An Israeli artillery unit fires from a position near the Israeli-Gaza border in southern Israel
An Israeli artillery unit fires from a position near the Israeli-Gaza border in southern Israel. Photograph: Atef Safadi/EPA
  • Three Palestinian brothers who were detained by Israeli soldiers in Gaza have said they and other men were beaten, stripped to their underwear, burnt with cigarettes and subjected to other forms of mistreatment during their detention. Sobhi Yaseen and his brothers Sady and Ibrahim told Reuters they were taken by the Israeli military from their homes in northern Gaza early this month and held for up to two weeks.
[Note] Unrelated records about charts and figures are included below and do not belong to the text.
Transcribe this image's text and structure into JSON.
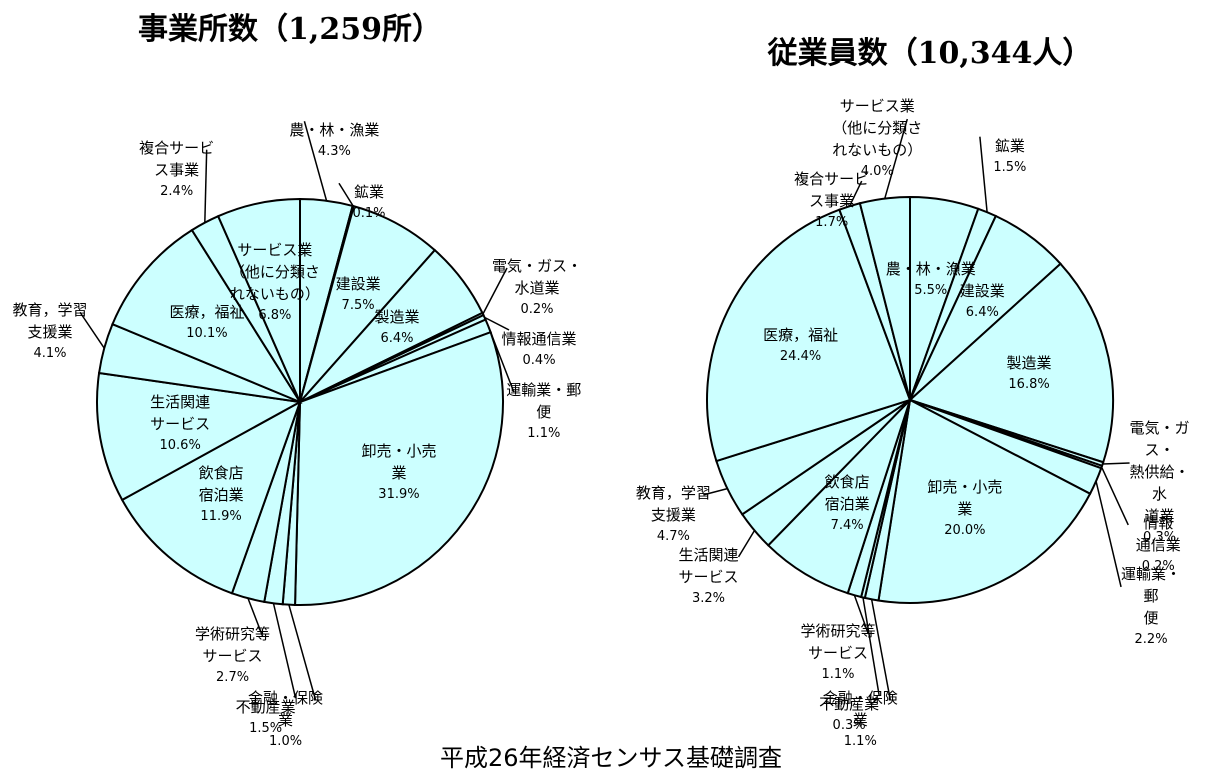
{
  "chart_data": [
    {
      "type": "pie",
      "title": "事業所数（1,259所）",
      "color": "#ccffff",
      "categories": [
        "農・林・漁業",
        "鉱業",
        "建設業",
        "製造業",
        "電気・ガス・\n水道業",
        "情報通信業",
        "運輸業・郵\n便",
        "卸売・小売\n業",
        "金融・保険\n業",
        "不動産業",
        "学術研究等\nサービス",
        "飲食店\n宿泊業",
        "生活関連\nサービス",
        "教育，学習\n支援業",
        "医療，福祉",
        "複合サービ\nス事業",
        "サービス業\n（他に分類さ\nれないもの）"
      ],
      "values": [
        4.3,
        0.1,
        7.5,
        6.4,
        0.2,
        0.4,
        1.1,
        31.9,
        1.0,
        1.5,
        2.7,
        11.9,
        10.6,
        4.1,
        10.1,
        2.4,
        6.8
      ],
      "value_labels": [
        "4.3%",
        "0.1%",
        "7.5%",
        "6.4%",
        "0.2%",
        "0.4%",
        "1.1%",
        "31.9%",
        "1.0%",
        "1.5%",
        "2.7%",
        "11.9%",
        "10.6%",
        "4.1%",
        "10.1%",
        "2.4%",
        "6.8%"
      ]
    },
    {
      "type": "pie",
      "title": "従業員数（10,344人）",
      "color": "#ccffff",
      "categories": [
        "農・林・漁業",
        "鉱業",
        "建設業",
        "製造業",
        "電気・ガス・\n熱供給・水\n道業",
        "情報\n通信業",
        "運輸業・郵\n便",
        "卸売・小売\n業",
        "金融・保険\n業",
        "不動産業",
        "学術研究等\nサービス",
        "飲食店\n宿泊業",
        "生活関連\nサービス",
        "教育，学習\n支援業",
        "医療，福祉",
        "複合サービ\nス事業",
        "サービス業\n（他に分類さ\nれないもの）"
      ],
      "values": [
        5.5,
        1.5,
        6.4,
        16.8,
        0.3,
        0.2,
        2.2,
        20.0,
        1.1,
        0.3,
        1.1,
        7.4,
        3.2,
        4.7,
        24.4,
        1.7,
        4.0
      ],
      "value_labels": [
        "5.5%",
        "1.5%",
        "6.4%",
        "16.8%",
        "0.3%",
        "0.2%",
        "2.2%",
        "20.0%",
        "1.1%",
        "0.3%",
        "1.1%",
        "7.4%",
        "3.2%",
        "4.7%",
        "24.4%",
        "1.7%",
        "4.0%"
      ]
    }
  ],
  "footer": "平成26年経済センサス基礎調査"
}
In response, the Israel Defense Forces (IDF) spokesperson’s office said it was operating “to dismantle Hamas’ military capabilities” and detainees were treated in accordance with international law.

  • The IDF said it located and destroyed a hideout belonging to Hamas leader Yahya Sinwar in northern Gaza. An investigation by IDF troops found the apartment, located on the outskirts of Gaza City, as well as a large tunnel system under it which was part of a network used by senior Hamas members, an IDF spokesperson said.

  • Iran announced it had hanged four people it claims were engaged in “sabotage” on behalf of Israel. The three men and one woman had been sentenced to death on charges of “moharebeh”, or “waging war against God”, and “corruption on Earth” through their “collaboration with the Zionist regime”, and were executed in Iran’s north-west province of West Azerbaijan.